Parece ser que, durante un tiempo, el Homo erectus fue la única especie homínida. Se trataba de unas criaturas con un espíritu aventurero sin precedentes que se esparcieron por el globo aparentemente con lo que parece haber sido una rapidez pasmosa[49]. El testimonio fósil, si se interpreta literalmente, indica que algunos miembros de la especie llegaron a Java al mismo tiempo que dejaban África, o incluso un poco antes. Esto ha llevado a algunos científicos optimistas a decir que tal vez el hombre moderno no surgió ni mucho menos en África, sino en Asia… lo que sería notable, por no decir milagroso, pues nunca se ha hallado ninguna especie precursora posible fuera de África. Los homínidos asiáticos habrían tenido que aparecer por generación espontánea, como si dijésemos. Y de todos modos, un inicio asiático no haría más que invertir el problema de su expansión; aún habría que explicar cómo la gente de Java llegó luego tan deprisa a África.

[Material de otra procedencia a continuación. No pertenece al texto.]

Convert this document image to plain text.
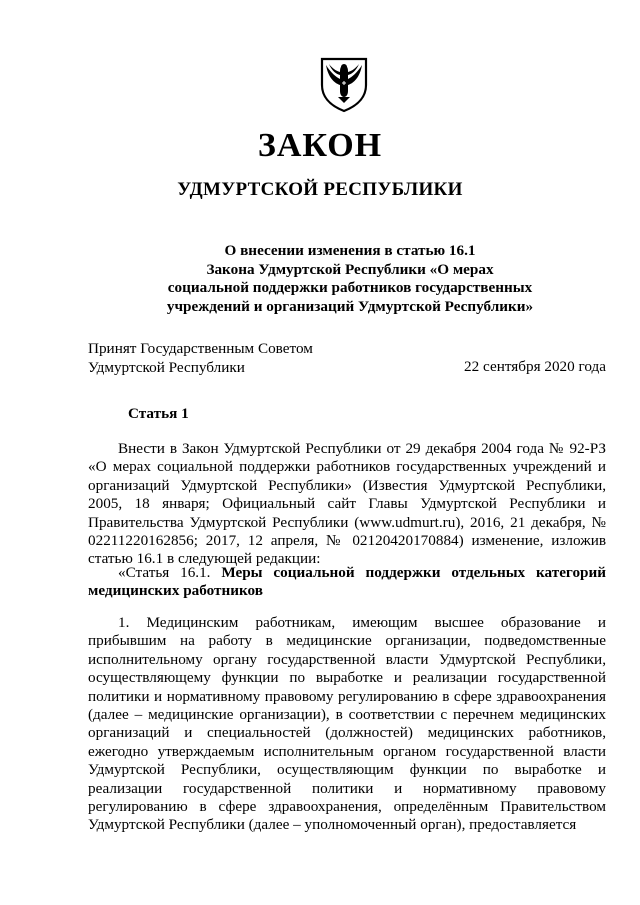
ЗАКОН
УДМУРТСКОЙ РЕСПУБЛИКИ
О внесении изменения в статью 16.1
Закона Удмуртской Республики «О мерах
социальной поддержки работников государственных
учреждений и организаций Удмуртской Республики»
Принят Государственным Советом
Удмуртской Республики	22 сентября 2020 года
Статья 1
Внести в Закон Удмуртской Республики от 29 декабря 2004 года № 92-РЗ «О мерах социальной поддержки работников государственных учреждений и организаций Удмуртской Республики» (Известия Удмуртской Республики, 2005, 18 января; Официальный сайт Главы Удмуртской Республики и Правительства Удмуртской Республики (www.udmurt.ru), 2016, 21 декабря, № 02211220162856; 2017, 12 апреля, № 02120420170884) изменение, изложив статью 16.1 в следующей редакции:
«Статья 16.1. Меры социальной поддержки отдельных категорий медицинских работников
1. Медицинским работникам, имеющим высшее образование и прибывшим на работу в медицинские организации, подведомственные исполнительному органу государственной власти Удмуртской Республики, осуществляющему функции по выработке и реализации государственной политики и нормативному правовому регулированию в сфере здравоохранения (далее – медицинские организации), в соответствии с перечнем медицинских организаций и специальностей (должностей) медицинских работников, ежегодно утверждаемым исполнительным органом государственной власти Удмуртской Республики, осуществляющим функции по выработке и реализации государственной политики и нормативному правовому регулированию в сфере здравоохранения, определённым Правительством Удмуртской Республики (далее – уполномоченный орган), предоставляется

Hay varias alternativas más plausibles para explicar cómo el Homo erectus se las arregló para aparecer tan pronto en Asia después de su primera aparición en África. En primer lugar, hay sus más y sus menos en la datación de restos humanos primitivos. Si la antigüedad real de los huesos africanos es el extremo más elevado del ámbito de estimaciones o la de los de Java el extremo más bajo, habría habido tiempo de sobra para qué el Homo erectus africano pudiese llegar hasta Asia. Es también muy posible que aún puedan descubrirse huesos de Homo erectus más antiguos en África. Además, las fechas de Java podrían ser completamente erróneas.